Soccombente in primo e secondo grado, il dipendente ricorreva in Cassazione.
Nel giudicare legittimo il licenziamento (come già affermato in altre sentenze) la Cassazione sostiene che sono leciti i controlli demandati dal datore ad investigatori privati e riguardanti l’attività lavorativa svolta anche al di fuori dei locali aziendali, quando gli stessi non riguardino l’adempimento della prestazione ma siano finalizzati ad accertare comportamenti che possano configurare ipotesi penalmente rilevanti o attività fraudolente a danno dell’azienda.
Le agenzie investigative per operare lecitamente non devono vigilare sull’attività lavorativa vera e propria (attività riservata al datore e ai suoi collaboratori) ma concentrarsi solo sul compimento di atti illeciti o sul sospetto che tali condotte siano in corso di esecuzione.

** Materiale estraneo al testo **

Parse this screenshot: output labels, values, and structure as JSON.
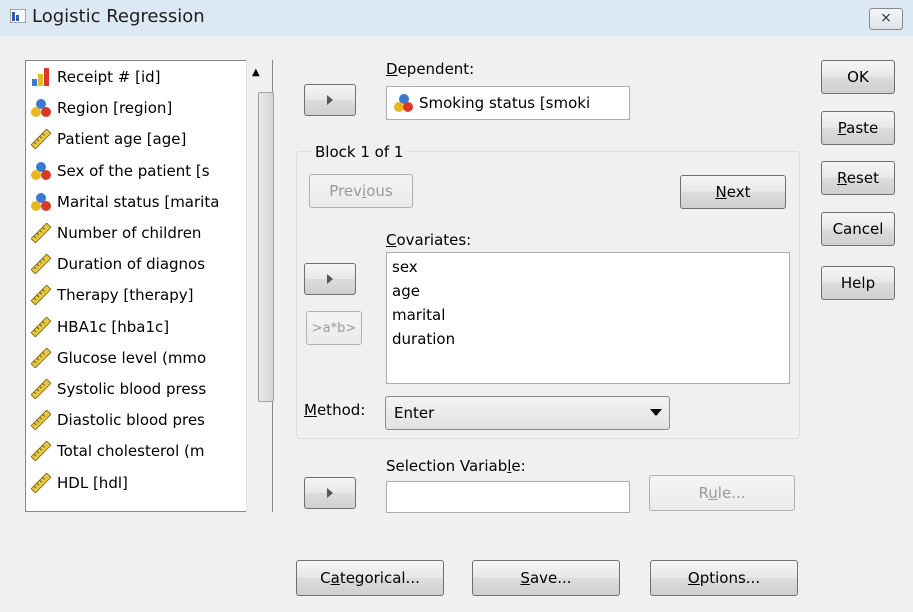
{
  "window": {
    "title": "Logistic Regression",
    "close_glyph": "⨯"
  },
  "variables": [
    {
      "label": "Receipt # [id]",
      "icon": "scale-icon"
    },
    {
      "label": "Region [region]",
      "icon": "nominal-icon"
    },
    {
      "label": "Patient age [age]",
      "icon": "ruler-icon"
    },
    {
      "label": "Sex of the patient [s",
      "icon": "nominal-icon"
    },
    {
      "label": "Marital status [marita",
      "icon": "nominal-icon"
    },
    {
      "label": "Number of children",
      "icon": "ruler-icon"
    },
    {
      "label": "Duration of diagnos",
      "icon": "ruler-icon"
    },
    {
      "label": "Therapy [therapy]",
      "icon": "ruler-icon"
    },
    {
      "label": "HBA1c [hba1c]",
      "icon": "ruler-icon"
    },
    {
      "label": "Glucose level (mmo",
      "icon": "ruler-icon"
    },
    {
      "label": "Systolic blood press",
      "icon": "ruler-icon"
    },
    {
      "label": "Diastolic blood pres",
      "icon": "ruler-icon"
    },
    {
      "label": "Total cholesterol (m",
      "icon": "ruler-icon"
    },
    {
      "label": "HDL [hdl]",
      "icon": "ruler-icon"
    }
  ],
  "dependent": {
    "label": "Dependent:",
    "accesskey": "D",
    "value": "Smoking status [smoki"
  },
  "block": {
    "label": "Block 1 of 1",
    "previous": "Previous",
    "next": "Next"
  },
  "covariates": {
    "label": "Covariates:",
    "accesskey": "C",
    "items": [
      "sex",
      "age",
      "marital",
      "duration"
    ],
    "interaction": ">a*b>"
  },
  "method": {
    "label": "Method:",
    "value": "Enter"
  },
  "selection": {
    "label": "Selection Variable:",
    "value": "",
    "rule": "Rule..."
  },
  "side_buttons": {
    "ok": "OK",
    "paste": "Paste",
    "reset": "Reset",
    "cancel": "Cancel",
    "help": "Help"
  },
  "bottom_buttons": {
    "categorical": "Categorical...",
    "save": "Save...",
    "options": "Options..."
  },
  "colors": {
    "titlebar": "#dde8f5",
    "dialog": "#f0f0f0"
  }
}
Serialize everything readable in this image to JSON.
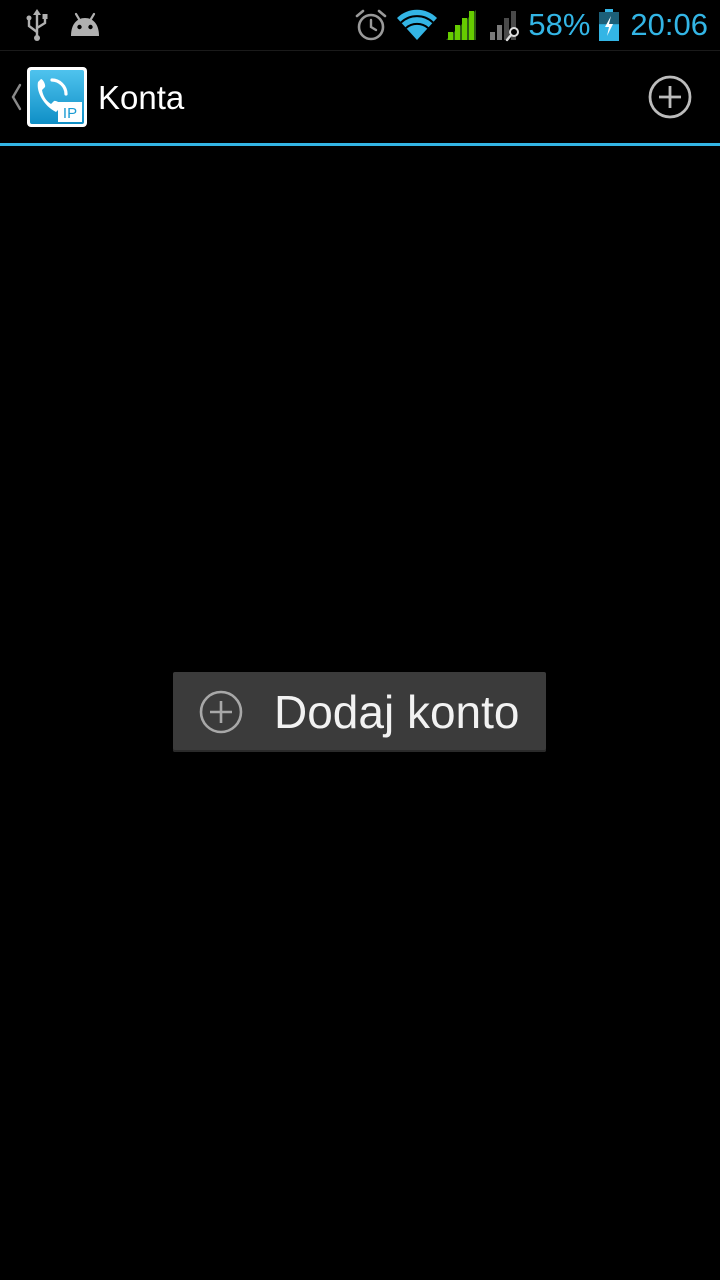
{
  "status_bar": {
    "left_icons": [
      "usb-icon",
      "android-debug-icon"
    ],
    "right_icons": [
      "alarm-icon",
      "wifi-icon",
      "signal-icon",
      "signal-searching-icon",
      "battery-charging-icon"
    ],
    "battery_percent": "58%",
    "battery_level": 0.58,
    "time": "20:06",
    "accent_color": "#33b5e5"
  },
  "action_bar": {
    "title": "Konta",
    "app_icon": "voip-phone-ip-icon",
    "up_icon": "chevron-back-icon",
    "add_icon": "plus-circle-icon",
    "divider_color": "#33b5e5"
  },
  "content": {
    "add_account_button": {
      "label": "Dodaj konto",
      "icon": "plus-circle-icon",
      "background": "#3b3b3b"
    }
  }
}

Sempre sul solco di precedenti sentenze, la Cassazione afferma che l’utilizzo dei permessi 104 per finalità diverse dall’assistenza al familiare, integra un’ipotesi di abuso di diritto oltre ad essere lesiva della buona fede del datore, privandolo ingiustamente della prestazione lavorativa. Ne consegue che, oltre a giustificare il licenziamento, la condotta in questione rappresenti nei confronti dell’INPS un’indebita percezione dell’indennità e uno sviamento dell’attività assistenziale.